Currently, analogue radio wastes whole bands worth of frequencies that could be put to better use.

But what is ‘analogue radio’?

Firstly, there’s the older low quality, muffled and subject to hums, bangs, whistles and static interference place called ‘AM’ or ‘Medium Wave’.  What’s the point of AM?  Why would anybody voluntarily want to listen to such an awful sound?  And yet, some stations like BBC Radio 5 Live are forced to use it.  Why?

Apart from Medium Wave there’s also Long Wave, but since nothing really broadcasts on Long Wave, nobody listens via it any more.  Most people wouldn’t know how to switch to Long Wave these days even if you paid them!

Next, there’s ‘FM’ (at one time called ‘VHF’).  Receivers for FM are a bit stronger than they used to be.  For many years FM receivers needed a huge roof-mounted outdoor aerial to try to stop the hiss.  These days, and for the last 25 years or so, car radios have become very good at receiving FM stations without all the hiss and distortion, but FM receiver sections inside phones or iPods, less so.  FM brings with it the need to have long bit of wire trailing from the receiver in order to ensure stereo reception without all that fluttering and hiss.

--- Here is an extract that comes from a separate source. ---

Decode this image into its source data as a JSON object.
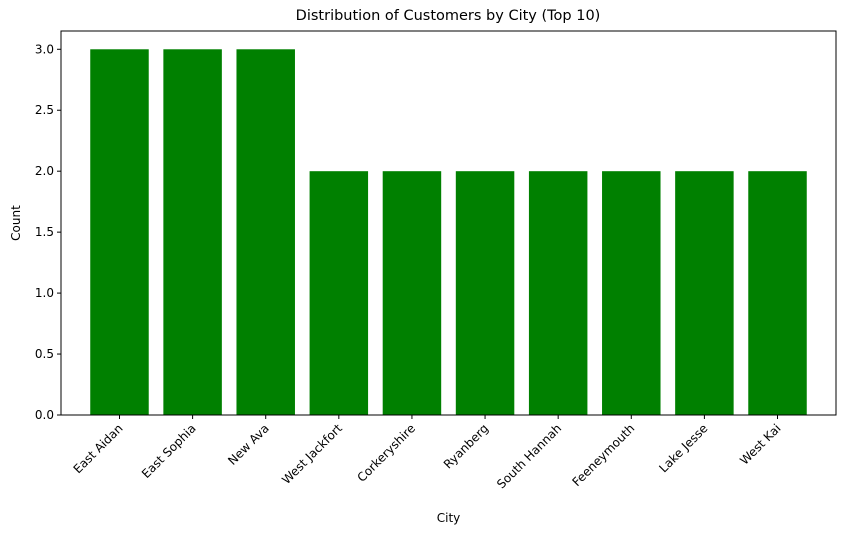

Currently, FM is the medium most listened via, but it has seriously passed its sell-by date.

Running parallel with analogue radio is ‘DAB’, or Digital Audio Broadcasting, sometimes just called ‘Digital Radio’.

A bit like how analogue telly only had five channels whilst digital telly (‘Freeview’) had about 30, DAB already extends listener choice with far many more radio stations than can be received via analogue.

Sadly however, the expansion of DAB has been hindered by a lack of frequency availability, limits to powers that transmitters could use and a general lack of direction and impetus compared to the digital switchover for telly.  There remain arguments about frequency availability and other limitations, as well as the general public’s lack of interest in ‘radio’ these days.  All this contributes to DAB being an extremely slow burner.

Even so, the number of people listening to digital only radio stations is constantly increasing.  New cars are coming off the assembly line with DAB radios fitted as standard.  DAB radio recently topped a poll as the ‘must have’ gadget car owners loved.

Old fashioned analogue radio wastes the precious and limited frequencies that are available.  One transmitter, using one frequency can only provide one analogue station.  Digital radio (like digital TV) can have four or five high quality stations along with several lower quality ones, all broadcasting together using one transmitter on one frequency.

Maybe it’s time to look at DAB also spreading and using the FM frequencies currently used inefficiently to carry analogue stations.  That would increase or supplement the existing seven frequencies already allocated to DAB, and could treble the number of radio stations available to everybody.

As with analogue TV switch-off, a date needs to be set, say 2017, and the migration of analogue only radio stations to digital needs to be completed (there are still a few around the UK that aren’t available via DAB yet), and then the old fashioned analogue transmitters need to be directly replaced with the superior digital ones using the old analogue frequencies, just as has happened with television.

It’s time in the UK that analogue radio was consigned to history alongside analogue TV!